0
votes

I'm working on my bachelor thesis.

My topic is reinforcement learning. The Setup:

  • Unity3D (C#)
  • Own neural network framework

Confirmed the network working by testing to training a sine-function. It can approximate it. Well. there are some values which won't get to their desired value but it's good enough. When training it with single Values it always converges.

Here is my problem:

I try to teach my network the Q-Value-Function of a simple game, catch balls: In this game it just has to catch a ball dropping from random position and with random angle. +1 if catch -1 if failed

My network-model has 1 hidden layer with neurons ranging from 45-180 (i tested this numbers with no success)

It uses replay with 32 samples from a 100k memory with a learning-rate of 0.0001 It learns for 50000 frames then tests for 10000 frames. This happens 10 times. Inputs are PlatformPosX, BallPosX, BallPosY from the last 4 frames

Pseudocode:

  • Choose action (e-greedy)

  • Do action,

  • Store state action, CurrentReward. Done in memory

  • if in learnphase: Replay

My problem is:

Its actions starts clipping to either 0 or 1 with some variance sometimes. It never has a ideal policy like if the platform would just follow the ball.

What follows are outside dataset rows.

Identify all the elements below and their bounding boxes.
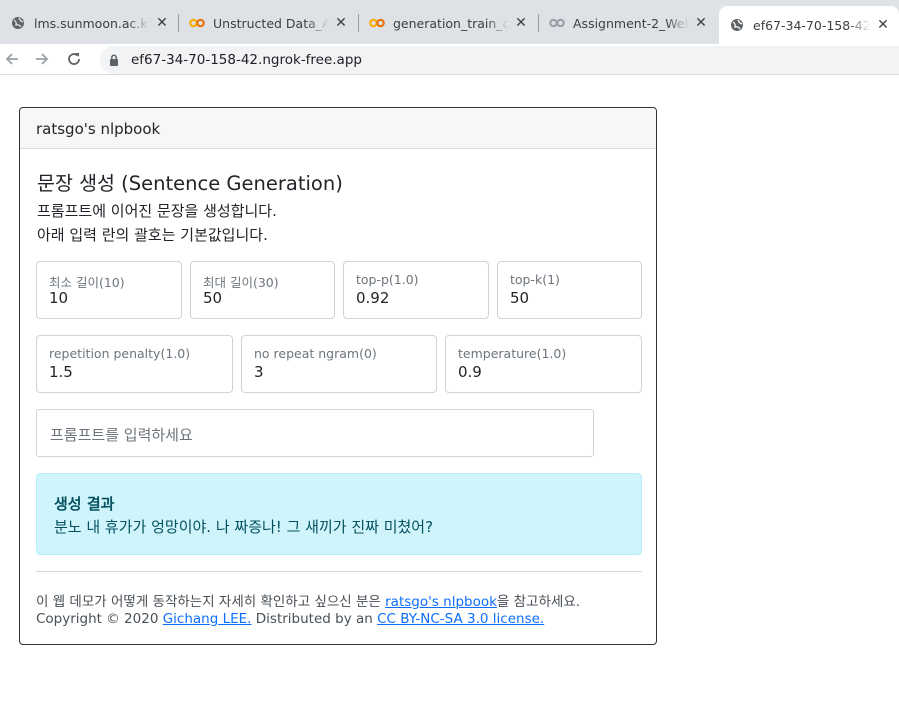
prompt-input[interactable]: 프롬프트를 입력하세요 <box>36 409 594 457</box>
globe-icon <box>729 17 745 33</box>
reload-button[interactable] <box>63 48 85 70</box>
close-icon[interactable]: ✕ <box>513 15 529 31</box>
browser-toolbar: ef67-34-70-158-42.ngrok-free.app <box>0 44 899 75</box>
arrow-left-icon <box>5 53 18 65</box>
address-bar[interactable]: ef67-34-70-158-42.ngrok-free.app <box>100 46 899 74</box>
nlpbook-card: ratsgo's nlpbook 문장 생성 (Sentence Generat… <box>19 107 657 645</box>
max-length-input[interactable]: 50 <box>203 289 222 307</box>
close-icon[interactable]: ✕ <box>333 15 349 31</box>
tab-title: Assignment-2_Web.ipynb <box>573 15 689 31</box>
footer-line-1: 이 웹 데모가 어떻게 동작하는지 자세히 확인하고 싶으신 분은 ratsgo… <box>36 590 580 610</box>
tab-title: lms.sunmoon.ac.kr_ilos <box>34 15 150 31</box>
reload-icon <box>68 53 80 65</box>
no-repeat-ngram-input[interactable]: 3 <box>254 363 264 381</box>
top-p-label: top-p(1.0) <box>356 272 419 287</box>
license-link[interactable]: CC BY-NC-SA 3.0 license. <box>377 611 544 627</box>
tab-ngrok-active[interactable]: ef67-34-70-158-42.ngrok ✕ <box>719 6 899 44</box>
author-link[interactable]: Gichang LEE. <box>163 611 252 627</box>
footer-text: 을 참고하세요. <box>496 594 581 610</box>
repetition-penalty-input[interactable]: 1.5 <box>49 363 73 381</box>
tab-unstructed-data[interactable]: Unstructed Data_Assign ✕ <box>179 6 357 40</box>
footer-text: 이 웹 데모가 어떻게 동작하는지 자세히 확인하고 싶으신 분은 <box>36 594 386 610</box>
close-icon[interactable]: ✕ <box>875 17 891 33</box>
page-title: 문장 생성 (Sentence Generation) <box>37 172 343 195</box>
repetition-penalty-label: repetition penalty(1.0) <box>49 346 191 361</box>
tab-assignment-2[interactable]: Assignment-2_Web.ipynb ✕ <box>539 6 717 40</box>
no-repeat-ngram-label: no repeat ngram(0) <box>254 346 377 361</box>
copyright-text: Copyright © 2020 <box>36 611 163 627</box>
tab-title: ef67-34-70-158-42.ngrok <box>753 17 871 33</box>
colab-icon <box>189 15 205 31</box>
tab-title: Unstructed Data_Assign <box>213 15 329 31</box>
description-line-2: 아래 입력 란의 괄호는 기본값입니다. <box>37 226 268 244</box>
tab-generation-train[interactable]: generation_train_colab ✕ <box>359 6 537 40</box>
temperature-label: temperature(1.0) <box>458 346 567 361</box>
prompt-placeholder: 프롬프트를 입력하세요 <box>50 426 193 444</box>
tab-title: generation_train_colab <box>393 15 509 31</box>
top-k-field[interactable]: top-k(1) 50 <box>497 261 642 319</box>
footer-text: Distributed by an <box>251 611 378 627</box>
globe-icon <box>10 15 26 31</box>
max-length-field[interactable]: 최대 길이(30) 50 <box>190 261 335 319</box>
divider <box>36 571 642 572</box>
top-p-input[interactable]: 0.92 <box>356 289 389 307</box>
url-text: ef67-34-70-158-42.ngrok-free.app <box>131 52 362 68</box>
temperature-input[interactable]: 0.9 <box>458 363 482 381</box>
back-button[interactable] <box>1 48 23 70</box>
footer-line-2: Copyright © 2020 Gichang LEE. Distribute… <box>36 611 544 627</box>
result-heading: 생성 결과 <box>54 495 115 513</box>
colab-icon <box>549 15 565 31</box>
forward-button[interactable] <box>31 48 53 70</box>
colab-icon <box>369 15 385 31</box>
close-icon[interactable]: ✕ <box>154 15 170 31</box>
arrow-right-icon <box>36 53 49 65</box>
result-text: 분노 내 휴가가 엉망이야. 나 짜증나! 그 새끼가 진짜 미쳤어? <box>54 518 434 536</box>
min-length-input[interactable]: 10 <box>49 289 68 307</box>
top-k-label: top-k(1) <box>510 272 560 287</box>
min-length-field[interactable]: 최소 길이(10) 10 <box>36 261 182 319</box>
description-line-1: 프롬프트에 이어진 문장을 생성합니다. <box>37 202 277 220</box>
result-alert: 생성 결과 분노 내 휴가가 엉망이야. 나 짜증나! 그 새끼가 진짜 미쳤어… <box>36 473 642 555</box>
card-header: ratsgo's nlpbook <box>20 108 656 149</box>
no-repeat-ngram-field[interactable]: no repeat ngram(0) 3 <box>241 335 437 393</box>
tab-lms[interactable]: lms.sunmoon.ac.kr_ilos ✕ <box>0 6 178 40</box>
top-k-input[interactable]: 50 <box>510 289 529 307</box>
temperature-field[interactable]: temperature(1.0) 0.9 <box>445 335 642 393</box>
close-icon[interactable]: ✕ <box>693 15 709 31</box>
top-p-field[interactable]: top-p(1.0) 0.92 <box>343 261 489 319</box>
repetition-penalty-field[interactable]: repetition penalty(1.0) 1.5 <box>36 335 233 393</box>
lock-icon <box>110 54 118 66</box>
browser-tab-strip: lms.sunmoon.ac.kr_ilos ✕ Unstructed Data… <box>0 0 899 44</box>
nlpbook-link[interactable]: ratsgo's nlpbook <box>385 594 497 610</box>
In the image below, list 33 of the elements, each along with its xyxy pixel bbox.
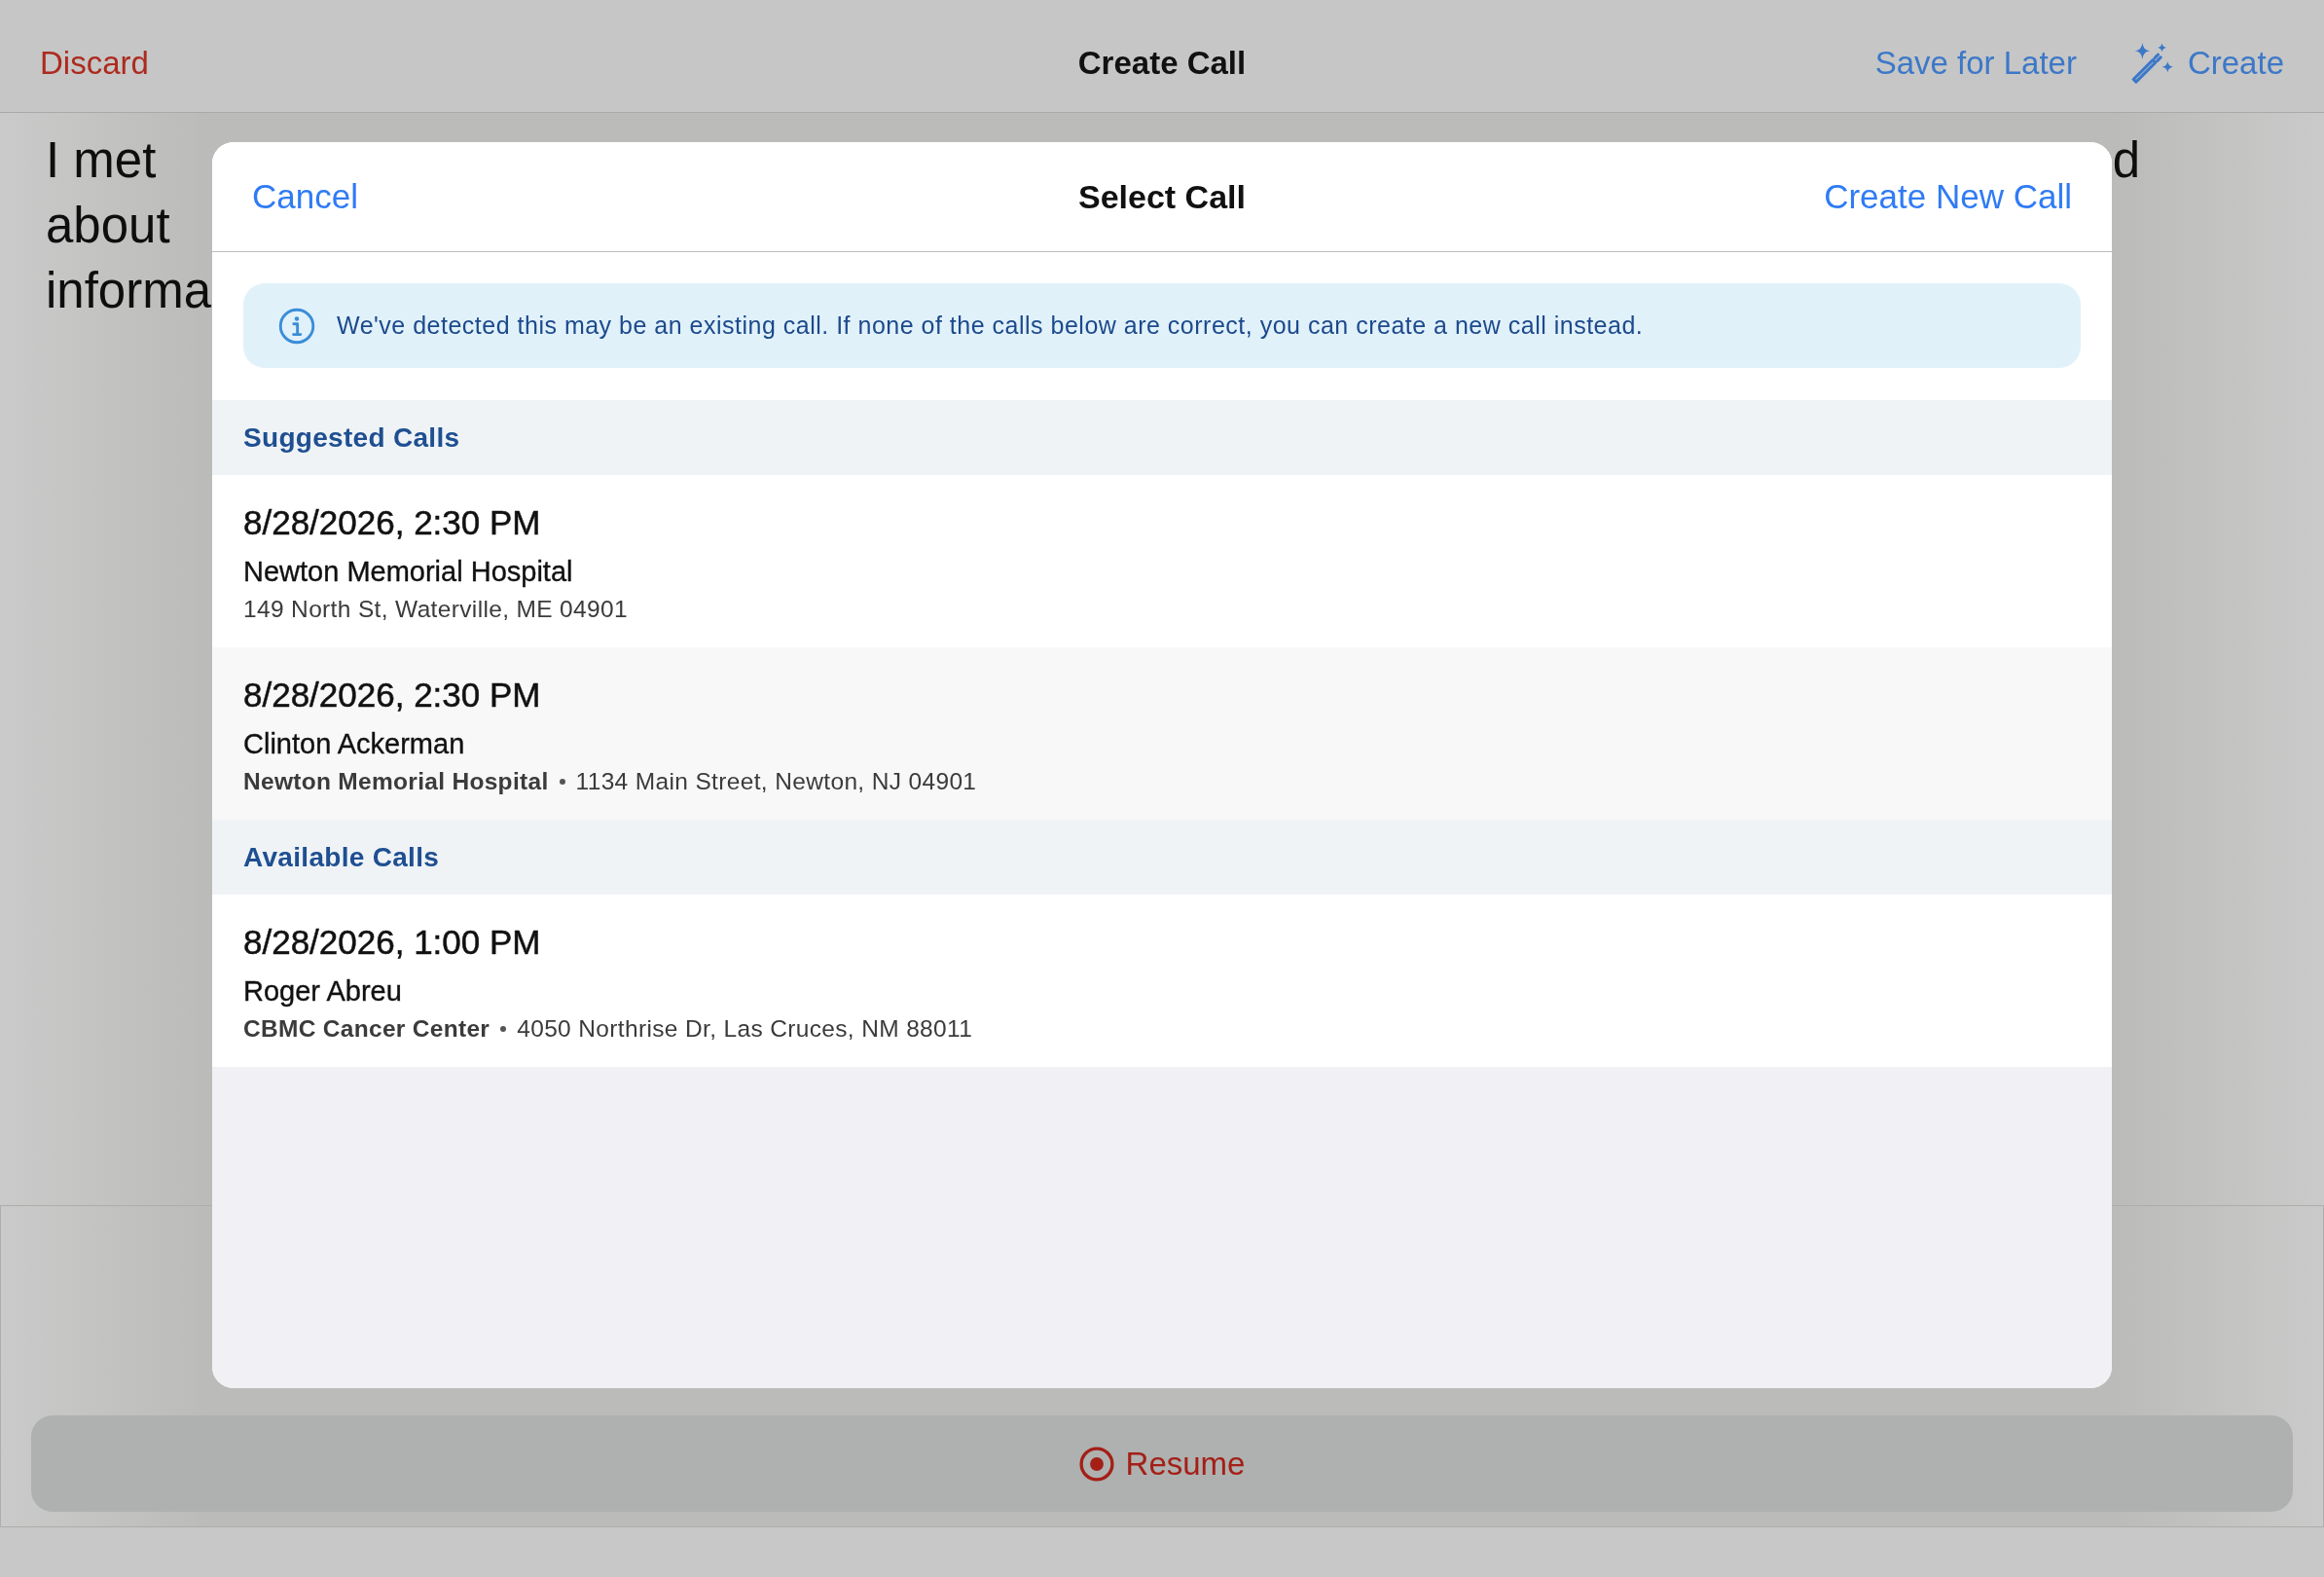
create-new-call-button[interactable]: Create New Call <box>1824 174 2072 219</box>
note-text: I met <box>46 130 157 190</box>
organization-name: CBMC Cancer Center <box>243 1014 490 1044</box>
discard-button[interactable]: Discard <box>40 41 149 85</box>
call-row[interactable]: 8/28/2026, 1:00 PM Roger Abreu CBMC Cancer Center 4050 Northrise Dr, Las Cruces, NM 88011 <box>212 895 2112 1067</box>
call-date: 8/28/2026, 2:30 PM <box>243 675 541 715</box>
record-icon <box>1078 1446 1114 1482</box>
call-date: 8/28/2026, 1:00 PM <box>243 922 541 963</box>
call-row[interactable]: 8/28/2026, 2:30 PM Clinton Ackerman Newton Memorial Hospital 1134 Main Street, Newton, NJ 04901 <box>212 647 2112 820</box>
call-date: 8/28/2026, 2:30 PM <box>243 502 541 543</box>
call-row[interactable]: 8/28/2026, 2:30 PM Newton Memorial Hospital 149 North St, Waterville, ME 04901 <box>212 475 2112 647</box>
organization-name: Newton Memorial Hospital <box>243 767 549 796</box>
call-address: 1134 Main Street, Newton, NJ 04901 <box>575 767 977 796</box>
banner-text: We've detected this may be an existing call. If none of the calls below are correct, you can create a new call instead. <box>337 312 1644 340</box>
note-text: about <box>46 196 170 255</box>
separator-dot-icon <box>500 1026 507 1032</box>
info-icon <box>278 307 315 345</box>
section-title: Suggested Calls <box>243 422 460 454</box>
note-text: informa <box>46 261 212 320</box>
call-name: Clinton Ackerman <box>243 727 465 761</box>
call-name: Roger Abreu <box>243 974 402 1009</box>
resume-button[interactable]: Resume <box>31 1415 2293 1512</box>
section-title: Available Calls <box>243 841 440 873</box>
call-name: Newton Memorial Hospital <box>243 555 573 589</box>
note-text: d <box>2112 130 2140 190</box>
save-for-later-button[interactable]: Save for Later <box>1874 41 2077 85</box>
screen-title: Create Call <box>1077 44 1247 82</box>
dialog-title: Select Call <box>1078 177 1246 216</box>
call-address: 4050 Northrise Dr, Las Cruces, NM 88011 <box>517 1014 973 1044</box>
create-button[interactable]: Create <box>2128 40 2284 86</box>
separator-dot-icon <box>559 779 565 785</box>
cancel-button[interactable]: Cancel <box>252 174 358 219</box>
call-address: 149 North St, Waterville, ME 04901 <box>243 595 628 624</box>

EDIT: Sorry for cheap info... My Quality-Function is trained by: Reward + Gamma(nextEstimated_Reward) So its discounting.

1

1 Answers

2
votes

Why would you possibly expect that to work?

Your training can barely approximate a 1-dimensional function. And now you expect it to solve a 12-dimensional function which involves a differential equation? You should have verified first whether your training does even converge for a multi dimensional function at all, with the chosen training parameters.

Your training, given the little detail you provided, also appears to be unsuitable. There is hardly a chance it ever successfully catches the ball, and even when it does, you are rewarding it mostly for random outputs. Only correlation between in- and output is in the last few frames when the pad can only reach the target in time by a limited set of possible actions.

Then there is the choice of inputs. Don't require your model to differentiate by itself. Relevant inputs would had been x, y, dx, dy. Preferably even x, y relative to pad position, not world. Should have a much better chance to converge. Even if it was only learning to keep x minimal.

Working with absolute world coordinates is pretty much bound to fail, as it would require the training to cover the entire range of possible input combinations. And also the network to be big enough to even store all the combinations. Be aware that the network isn't learning the actual function, it's learning an approximation for every single possible set of inputs. Even if the ideal solution is actually just a linear equation, the non linear properties of the activation function make it impossible to learn it in a generalized form for unbound inputs.